Suche

Nutzen Sie die Schnellsuche, um nach Themen im Rechtswörtebuch zu suchen!

Aufhebungsvertrag

Normen

§ 611 BGB

§ 620 BGB

Information

1 Allgemein

Mit dem Abschluss eines Aufhebungsvertrages können die Vertragsparteien die durch einen zwischen ihnen geschlossenen Vertrag bestehenden Verpflichtungen beseitigen.

Ein wirksam geschlossener Vertrag kann andernfalls ohne die Vereinbarung eines Rücktrittsrechts oder dem Vorliegen von gesetzlich geregelten Auflösungsmöglichkeiten (gesetzlicher Rücktritt, Widerruf – Verbrauchervertrag, Anfechtung Willenserklärungen) nicht einseitig rückgängig gemacht werden.

2 Der Aufhebungsvertrag im Arbeitsrecht

2.1 Einführung

Mit dem Aufhebungsvertrag wird das Arbeitsverhältnis unmittelbar bzw. zu dem von den Parteien vereinbarten Termin ohne den Ausspruch einer Kündigung beendet. Es bestehen für den Arbeitgeber im Vergleich zu einer Kündigung folgende Vorteile:

2.2 Inhalt

Möglicher Inhalt des Vertrages kann eine Freistellung des Arbeitnehmers bis zum Beendigungszeitraum sein, die Vereinbarung eines Wettbewerbsverbots, die Zahlung einer Abfindung oder die Höhe des noch zu gewährenden Urlaubs.

Die Beendigungsvereinbarung selbst unterliegt keiner Angemessenheitskontrolle i.S.d. § 307 Abs. 1 Satz 1 BGB, weil hierdurch nicht von Rechtsvorschriften abgewichen wird (§ 307 Abs. 3 BGB). Die Beendigungsvereinbarung ist ein selbstständiges Rechtsgeschäft, bei dem die Hauptleistung die Beendigung des Arbeitsverhältnisses ist (BAG 08.05.2008 – 6 AZR 517/07).

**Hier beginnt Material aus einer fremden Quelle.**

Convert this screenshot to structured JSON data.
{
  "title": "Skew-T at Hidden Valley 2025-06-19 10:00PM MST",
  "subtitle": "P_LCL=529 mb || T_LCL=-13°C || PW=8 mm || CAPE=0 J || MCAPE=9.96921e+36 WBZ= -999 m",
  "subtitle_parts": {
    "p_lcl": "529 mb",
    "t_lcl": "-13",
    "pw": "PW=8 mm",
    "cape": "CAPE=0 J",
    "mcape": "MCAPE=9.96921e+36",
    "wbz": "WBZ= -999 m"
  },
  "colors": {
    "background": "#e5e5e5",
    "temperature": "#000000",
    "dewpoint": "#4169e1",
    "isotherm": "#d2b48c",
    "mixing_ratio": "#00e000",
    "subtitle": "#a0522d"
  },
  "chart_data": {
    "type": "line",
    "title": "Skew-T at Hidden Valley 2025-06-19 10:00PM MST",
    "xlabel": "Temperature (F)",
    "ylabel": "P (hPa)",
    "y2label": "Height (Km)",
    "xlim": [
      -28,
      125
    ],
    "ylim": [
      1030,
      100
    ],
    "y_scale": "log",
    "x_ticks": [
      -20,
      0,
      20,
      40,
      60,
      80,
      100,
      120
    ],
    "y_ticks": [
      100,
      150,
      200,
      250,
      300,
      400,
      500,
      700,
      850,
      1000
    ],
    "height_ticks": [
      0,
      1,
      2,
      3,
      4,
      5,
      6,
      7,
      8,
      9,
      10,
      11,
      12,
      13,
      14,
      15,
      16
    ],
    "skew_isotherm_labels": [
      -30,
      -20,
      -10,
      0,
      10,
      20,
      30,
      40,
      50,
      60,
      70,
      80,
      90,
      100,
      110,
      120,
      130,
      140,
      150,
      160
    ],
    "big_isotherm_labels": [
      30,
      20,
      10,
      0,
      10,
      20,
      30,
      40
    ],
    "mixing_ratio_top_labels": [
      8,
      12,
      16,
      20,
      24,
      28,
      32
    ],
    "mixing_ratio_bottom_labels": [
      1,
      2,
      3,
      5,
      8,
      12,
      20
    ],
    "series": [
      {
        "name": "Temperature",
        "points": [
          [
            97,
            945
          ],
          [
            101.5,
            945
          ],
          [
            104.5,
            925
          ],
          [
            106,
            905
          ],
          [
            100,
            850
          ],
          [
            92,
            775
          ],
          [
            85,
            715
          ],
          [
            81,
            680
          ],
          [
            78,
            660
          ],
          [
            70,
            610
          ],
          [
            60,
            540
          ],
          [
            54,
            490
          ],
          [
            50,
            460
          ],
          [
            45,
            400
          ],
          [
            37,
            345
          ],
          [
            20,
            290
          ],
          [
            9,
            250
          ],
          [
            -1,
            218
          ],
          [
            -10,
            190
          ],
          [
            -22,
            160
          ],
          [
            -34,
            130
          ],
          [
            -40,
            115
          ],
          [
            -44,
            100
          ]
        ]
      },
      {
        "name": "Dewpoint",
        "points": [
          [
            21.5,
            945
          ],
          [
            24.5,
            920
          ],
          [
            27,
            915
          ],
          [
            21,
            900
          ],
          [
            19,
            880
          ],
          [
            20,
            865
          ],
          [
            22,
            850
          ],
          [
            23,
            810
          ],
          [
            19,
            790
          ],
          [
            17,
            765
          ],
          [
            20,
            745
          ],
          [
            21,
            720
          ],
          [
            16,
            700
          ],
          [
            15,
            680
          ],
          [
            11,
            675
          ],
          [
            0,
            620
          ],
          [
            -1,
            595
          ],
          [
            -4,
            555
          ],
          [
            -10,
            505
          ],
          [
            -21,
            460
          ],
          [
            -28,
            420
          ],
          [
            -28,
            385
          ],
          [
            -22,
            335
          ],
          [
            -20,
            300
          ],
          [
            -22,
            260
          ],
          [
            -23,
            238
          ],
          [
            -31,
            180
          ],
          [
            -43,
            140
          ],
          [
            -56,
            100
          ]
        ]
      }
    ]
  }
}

Bei der Vereinbarung einer Freistellung ist Folgendes zu beachten: Nach dem Urteil BAG 17.05.2011 – 9 AZR 189/10 »muss der Arbeitnehmer als Adressat der Erklärung hinreichend deutlich erkennen können, in welchem Umfang der Arbeitgeber den Urlaubsanspruch des Arbeitnehmers erfüllen will. Erklärt sich der Arbeitgeber nicht mit der erforderlichen Deutlichkeit, geht dies zu seinen Lasten. Denn als Erklärender hat er es in der Hand, die Freistellungserklärung sprachlich so zu fassen, dass der Arbeitnehmer über ihren Inhalt nicht im Zweifel ist.«

Im Rahmen einer Freistellung wird oftmals eine sogenannte Sprinterklausel bzw. Turboklausel vereinbart, nach der der Arbeitnehmer berechtigt ist, das Arbeitsverhältnis innerhalb einer kurzen Frist – oftmals eine Woche – durch Erklärung gegenüber dem Arbeitgeber zu beenden. Für diesen Fall erhält der Arbeitnehmer – je nach Verhandlungsergebnis – zumeist die restliche Brutto-Vergütung als Abfindungszahlung.

Vereinbart wird oftmals eine Ausgleichsklausel (»mit diesem Vertrag … sind sämtliche aus dem bestehenden Arbeitsverhältnis und seiner Beendigung abzuleitenden wechselseitigen Ansprüche …, seien sie bekannt oder nicht bekannt, gleich aus welchem Rechtsgrund, geregelt und abgegolten«). Zu näheren Inhalten siehe insofern den Beitrag »Ausgleichsklausel - Arbeitsrecht«.

2.3 Form

Der Aufhebungsvertrag ist gemäß § 623 BGB zwingend schriftlich abzuschließen.

Grundsätzlich darf der Arbeitgeber davon ausgehen, dass dem Arbeitnehmer die Folgen eines Aufhebungsvertrages bekannt sind. Nach einer Entscheidung des BAG hat er aber aus seiner Stellung als Arbeitgeber dann eine Aufklärungspflicht, wenn der Arbeitnehmer bezüglich der Folgen des Vertrages (z.B. Verlust des Kündigungsschutzes) erkennbar unwissend ist oder ihn ausdrücklich um Rat fragt.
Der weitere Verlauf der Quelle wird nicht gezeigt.